Florissantoraphidia funerata

Florissantoraphidia funerata
Temporal range: Late Eocene
Scientific classification
Kingdom: Animalia
Phylum: Arthropoda
Class: Insecta
Order: Raphidioptera
Suborder: Raphidiomorpha
Family: Raphidiidae
Genus: Florissantoraphidia
Species: F. funerata
(Engel, 2003)
Binomial name
Florissantoraphidia funerata
(Engel, 2003)

Florissantoraphidia funerata is an extinct species of snakefly, originally assigned to the raphidiid genus Raphidia,[1] but subsequently transferred to the genus Florissantoraphidia.[2] The name F. funerata is derived from the Latin funeratus meaning to "bury" or "intern".[1] The species is known from a single female specimen, the holotype, deposited in the Department of Palaeontology at the Natural History Museum in London as specimen number "In. 26922".[1] Though they did not study the specimen, Horst Aspöck, Ulrike Aspöck and Hubert Rausch in the 1991 work Die Raphidiopteren der Erde noted and figured the specimen as an "unidentified raphidiid". Dr. Michael S. Engel first studied and described the species after finding the specimen in the Department of Palaeontology collections.[1] He published his type description in the journal Transactions of the Kansas Academy of Science (Volume 106) in 2003.[1]

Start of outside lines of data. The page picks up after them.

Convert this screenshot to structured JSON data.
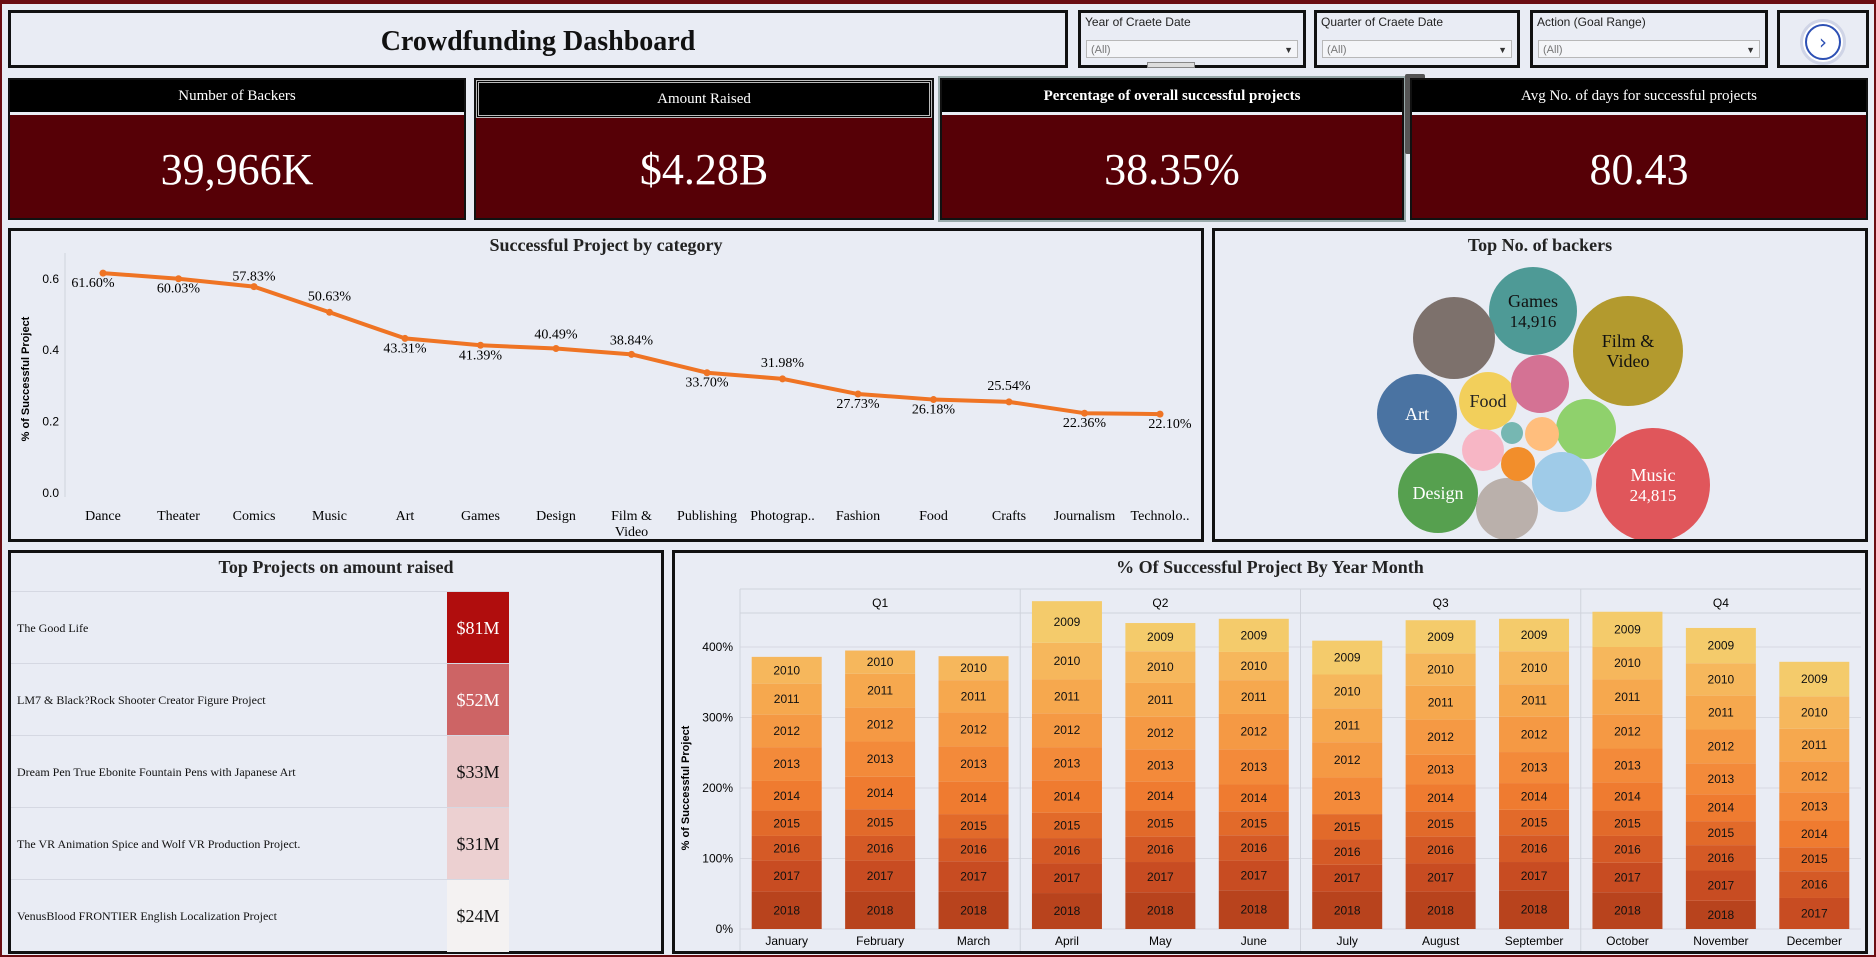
{
  "dashboard": {
    "title": "Crowdfunding Dashboard"
  },
  "filters": [
    {
      "label": "Year of Craete Date",
      "value": "(All)"
    },
    {
      "label": "Quarter of Craete Date",
      "value": "(All)"
    },
    {
      "label": "Action (Goal Range)",
      "value": "(All)"
    }
  ],
  "nav": {
    "icon": "chevron-right-icon"
  },
  "kpis": [
    {
      "label": "Number of Backers",
      "value": "39,966K"
    },
    {
      "label": "Amount Raised",
      "value": "$4.28B"
    },
    {
      "label": "Percentage of overall successful projects",
      "value": "38.35%"
    },
    {
      "label": "Avg No. of days for successful projects",
      "value": "80.43"
    }
  ],
  "sheet_controls": {
    "icons": [
      "close-icon",
      "popout-icon",
      "filter-icon",
      "dropdown-icon"
    ],
    "glyphs": [
      "✕",
      "⧉",
      "⊽",
      "▾"
    ]
  },
  "line_chart": {
    "title": "Successful Project by category",
    "ylabel": "% of Successful Project",
    "color": "#ef7424"
  },
  "bubble_chart": {
    "title": "Top No. of backers",
    "bubbles": [
      {
        "label": "Music",
        "value": "24,815",
        "color": "#e0565b"
      },
      {
        "label": "Games",
        "value": "14,916",
        "color": "#4e9a96"
      },
      {
        "label": "Film & Video",
        "value": "",
        "color": "#b39a2e"
      },
      {
        "label": "Art",
        "value": "",
        "color": "#4a73a2"
      },
      {
        "label": "Design",
        "value": "",
        "color": "#56a04f"
      },
      {
        "label": "Food",
        "value": "",
        "color": "#f2cf5b"
      },
      {
        "label": "",
        "value": "",
        "color": "#7d716c"
      },
      {
        "label": "",
        "value": "",
        "color": "#d47294"
      },
      {
        "label": "",
        "value": "",
        "color": "#8fd16c"
      },
      {
        "label": "",
        "value": "",
        "color": "#9fcbe8"
      },
      {
        "label": "",
        "value": "",
        "color": "#bab0ab"
      },
      {
        "label": "",
        "value": "",
        "color": "#f7b6c5"
      },
      {
        "label": "",
        "value": "",
        "color": "#ffbe7d"
      },
      {
        "label": "",
        "value": "",
        "color": "#f28e2b"
      },
      {
        "label": "",
        "value": "",
        "color": "#76b7b2"
      }
    ]
  },
  "top_projects": {
    "title": "Top Projects on amount raised",
    "rows": [
      {
        "name": "The Good Life",
        "amount": "$81M",
        "color": "#b00d0d",
        "text_color": "#ffffff"
      },
      {
        "name": "LM7 & Black?Rock Shooter Creator Figure Project",
        "amount": "$52M",
        "color": "#cd6465",
        "text_color": "#ffffff"
      },
      {
        "name": "Dream Pen  True Ebonite Fountain Pens with Japanese Art",
        "amount": "$33M",
        "color": "#e8c5c6",
        "text_color": "#111111"
      },
      {
        "name": "The VR Animation Spice and Wolf VR Production Project.",
        "amount": "$31M",
        "color": "#ecd0d1",
        "text_color": "#111111"
      },
      {
        "name": "VenusBlood FRONTIER English Localization Project",
        "amount": "$24M",
        "color": "#f4f2f2",
        "text_color": "#111111"
      }
    ]
  },
  "stacked_chart": {
    "title": "% Of Successful Project By Year Month",
    "ylabel": "% of Successful Project",
    "quarters": [
      "Q1",
      "Q2",
      "Q3",
      "Q4"
    ]
  },
  "chart_data": [
    {
      "type": "line",
      "title": "Successful Project by category",
      "ylabel": "% of Successful Project",
      "categories": [
        "Dance",
        "Theater",
        "Comics",
        "Music",
        "Art",
        "Games",
        "Design",
        "Film & Video",
        "Publishing",
        "Photograp..",
        "Fashion",
        "Food",
        "Crafts",
        "Journalism",
        "Technolo.."
      ],
      "values": [
        0.616,
        0.6003,
        0.5783,
        0.5063,
        0.4331,
        0.4139,
        0.4049,
        0.3884,
        0.337,
        0.3198,
        0.2773,
        0.2618,
        0.2554,
        0.2236,
        0.221
      ],
      "data_labels": [
        "61.60%",
        "60.03%",
        "57.83%",
        "50.63%",
        "43.31%",
        "41.39%",
        "40.49%",
        "38.84%",
        "33.70%",
        "31.98%",
        "27.73%",
        "26.18%",
        "25.54%",
        "22.36%",
        "22.10%"
      ],
      "yticks": [
        "0.0",
        "0.2",
        "0.4",
        "0.6"
      ],
      "ylim": [
        0,
        0.65
      ]
    },
    {
      "type": "bar",
      "stacked": true,
      "title": "% Of Successful Project By Year Month",
      "ylabel": "% of Successful Project",
      "quarters": [
        "Q1",
        "Q2",
        "Q3",
        "Q4"
      ],
      "categories": [
        "January",
        "February",
        "March",
        "April",
        "May",
        "June",
        "July",
        "August",
        "September",
        "October",
        "November",
        "December"
      ],
      "yticks": [
        "0%",
        "100%",
        "200%",
        "300%",
        "400%"
      ],
      "ylim": [
        0,
        440
      ],
      "year_colors": {
        "2009": "#f4cb6b",
        "2010": "#f6b75c",
        "2011": "#f6a84e",
        "2012": "#f59944",
        "2013": "#f38a3a",
        "2014": "#ef7b30",
        "2015": "#e26a2a",
        "2016": "#d55a26",
        "2017": "#c84c22",
        "2018": "#b8431d"
      },
      "series": [
        {
          "month": "January",
          "segments": [
            {
              "year": "2018",
              "value": 53
            },
            {
              "year": "2017",
              "value": 44
            },
            {
              "year": "2016",
              "value": 35
            },
            {
              "year": "2015",
              "value": 36
            },
            {
              "year": "2014",
              "value": 42
            },
            {
              "year": "2013",
              "value": 48
            },
            {
              "year": "2012",
              "value": 46
            },
            {
              "year": "2011",
              "value": 44
            },
            {
              "year": "2010",
              "value": 38
            }
          ]
        },
        {
          "month": "February",
          "segments": [
            {
              "year": "2018",
              "value": 53
            },
            {
              "year": "2017",
              "value": 44
            },
            {
              "year": "2016",
              "value": 35
            },
            {
              "year": "2015",
              "value": 38
            },
            {
              "year": "2014",
              "value": 46
            },
            {
              "year": "2013",
              "value": 50
            },
            {
              "year": "2012",
              "value": 48
            },
            {
              "year": "2011",
              "value": 48
            },
            {
              "year": "2010",
              "value": 33
            }
          ]
        },
        {
          "month": "March",
          "segments": [
            {
              "year": "2018",
              "value": 53
            },
            {
              "year": "2017",
              "value": 43
            },
            {
              "year": "2016",
              "value": 33
            },
            {
              "year": "2015",
              "value": 34
            },
            {
              "year": "2014",
              "value": 46
            },
            {
              "year": "2013",
              "value": 50
            },
            {
              "year": "2012",
              "value": 48
            },
            {
              "year": "2011",
              "value": 46
            },
            {
              "year": "2010",
              "value": 34
            }
          ]
        },
        {
          "month": "April",
          "segments": [
            {
              "year": "2018",
              "value": 51
            },
            {
              "year": "2017",
              "value": 42
            },
            {
              "year": "2016",
              "value": 36
            },
            {
              "year": "2015",
              "value": 36
            },
            {
              "year": "2014",
              "value": 46
            },
            {
              "year": "2013",
              "value": 47
            },
            {
              "year": "2012",
              "value": 48
            },
            {
              "year": "2011",
              "value": 48
            },
            {
              "year": "2010",
              "value": 52
            },
            {
              "year": "2009",
              "value": 59
            }
          ]
        },
        {
          "month": "May",
          "segments": [
            {
              "year": "2018",
              "value": 52
            },
            {
              "year": "2017",
              "value": 43
            },
            {
              "year": "2016",
              "value": 36
            },
            {
              "year": "2015",
              "value": 37
            },
            {
              "year": "2014",
              "value": 41
            },
            {
              "year": "2013",
              "value": 46
            },
            {
              "year": "2012",
              "value": 46
            },
            {
              "year": "2011",
              "value": 48
            },
            {
              "year": "2010",
              "value": 45
            },
            {
              "year": "2009",
              "value": 40
            }
          ]
        },
        {
          "month": "June",
          "segments": [
            {
              "year": "2018",
              "value": 55
            },
            {
              "year": "2017",
              "value": 42
            },
            {
              "year": "2016",
              "value": 36
            },
            {
              "year": "2015",
              "value": 34
            },
            {
              "year": "2014",
              "value": 38
            },
            {
              "year": "2013",
              "value": 50
            },
            {
              "year": "2012",
              "value": 50
            },
            {
              "year": "2011",
              "value": 48
            },
            {
              "year": "2010",
              "value": 40
            },
            {
              "year": "2009",
              "value": 47
            }
          ]
        },
        {
          "month": "July",
          "segments": [
            {
              "year": "2018",
              "value": 53
            },
            {
              "year": "2017",
              "value": 38
            },
            {
              "year": "2016",
              "value": 36
            },
            {
              "year": "2015",
              "value": 36
            },
            {
              "year": "2014",
              "value": 0
            },
            {
              "year": "2013",
              "value": 52
            },
            {
              "year": "2012",
              "value": 50
            },
            {
              "year": "2011",
              "value": 48
            },
            {
              "year": "2010",
              "value": 48
            },
            {
              "year": "2009",
              "value": 48
            }
          ]
        },
        {
          "month": "August",
          "segments": [
            {
              "year": "2018",
              "value": 53
            },
            {
              "year": "2017",
              "value": 40
            },
            {
              "year": "2016",
              "value": 38
            },
            {
              "year": "2015",
              "value": 36
            },
            {
              "year": "2014",
              "value": 38
            },
            {
              "year": "2013",
              "value": 42
            },
            {
              "year": "2012",
              "value": 50
            },
            {
              "year": "2011",
              "value": 48
            },
            {
              "year": "2010",
              "value": 46
            },
            {
              "year": "2009",
              "value": 47
            }
          ]
        },
        {
          "month": "September",
          "segments": [
            {
              "year": "2018",
              "value": 55
            },
            {
              "year": "2017",
              "value": 40
            },
            {
              "year": "2016",
              "value": 38
            },
            {
              "year": "2015",
              "value": 36
            },
            {
              "year": "2014",
              "value": 38
            },
            {
              "year": "2013",
              "value": 44
            },
            {
              "year": "2012",
              "value": 50
            },
            {
              "year": "2011",
              "value": 46
            },
            {
              "year": "2010",
              "value": 47
            },
            {
              "year": "2009",
              "value": 46
            }
          ]
        },
        {
          "month": "October",
          "segments": [
            {
              "year": "2018",
              "value": 52
            },
            {
              "year": "2017",
              "value": 42
            },
            {
              "year": "2016",
              "value": 38
            },
            {
              "year": "2015",
              "value": 36
            },
            {
              "year": "2014",
              "value": 40
            },
            {
              "year": "2013",
              "value": 48
            },
            {
              "year": "2012",
              "value": 48
            },
            {
              "year": "2011",
              "value": 50
            },
            {
              "year": "2010",
              "value": 46
            },
            {
              "year": "2009",
              "value": 50
            }
          ]
        },
        {
          "month": "November",
          "segments": [
            {
              "year": "2018",
              "value": 40
            },
            {
              "year": "2017",
              "value": 43
            },
            {
              "year": "2016",
              "value": 36
            },
            {
              "year": "2015",
              "value": 34
            },
            {
              "year": "2014",
              "value": 38
            },
            {
              "year": "2013",
              "value": 44
            },
            {
              "year": "2012",
              "value": 48
            },
            {
              "year": "2011",
              "value": 48
            },
            {
              "year": "2010",
              "value": 46
            },
            {
              "year": "2009",
              "value": 50
            }
          ]
        },
        {
          "month": "December",
          "segments": [
            {
              "year": "2018",
              "value": 0
            },
            {
              "year": "2017",
              "value": 44
            },
            {
              "year": "2016",
              "value": 38
            },
            {
              "year": "2015",
              "value": 34
            },
            {
              "year": "2014",
              "value": 38
            },
            {
              "year": "2013",
              "value": 40
            },
            {
              "year": "2012",
              "value": 44
            },
            {
              "year": "2011",
              "value": 46
            },
            {
              "year": "2010",
              "value": 46
            },
            {
              "year": "2009",
              "value": 49
            }
          ]
        }
      ]
    }
  ]
}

F. funerata was found in the Florissant Formation, which has produced seven other species of snakefly, six in Raphidia and one in the Inocelliida genus Fibla. Out of the described snakefly specimens from the Florissant Formation, the F. funerata holotype is the most complete.[1] Preserved as a compression fossil, the female individual is fossilized in a resting position giving a side view to the body and wings. Including the ovipositor, F. funerata is 16.5 millimetres (0.65 in) and has a forewing length of 10 millimetres (0.39 in).[1] Of the known snakefly species, F. funerata is closest in appearance to the extinct F. mortua, which is also known from the Florissant Formation. The two cogeneric species can be separated by several features of the forewing, including a lack of terminal forks in veins along the posterior margin of the wing in F. funerata, and the radial cell bordering the pterostigma narrowing at the base in F. mortua.[1] F. funerata was originally assigned to the genus Raphidia, but this assignment was made with hesitation by Dr. Engel as the characteristics used to separate living genera, the reproductive structures, are not preserved in most fossils and very rarely in compression fossils. Engel considered it is possible the Florrisant Formation species are members of one of the two nearctic genera Alena or Agulla.[1] In a 2014 study Vladimir N. Makarkin and S. Bruce Archibald removed the species F. mortua and F. funerata from the genus Raphidia, and transferred them to a new, separate genus which the authors named Florissantoraphidia.[2]

References

  1. 1 2 3 4 5 6 7 8 9 Engel, M.S. (2003). "A New Eocene-Oligocene Snakefly from Florissant, Colorado (Raphidioptera: Raphidiidae)". Transactions of the Kansas Academy of Science 106: 124–128. doi:10.1660/0022-8443(2003)106[0124:anesff]2.0.co;2.
  2. 1 2 Vladimir N. Makarkin and S. Bruce Archibald (2014). "A revision of the late Eocene snakeflies (Raphidioptera) of the Florissant Formation, Colorado, with special reference to the wing venation of the Raphidiomorpha". Zootaxa 3784 (4): 401–444. doi:10.11646/zootaxa.3784.4.4.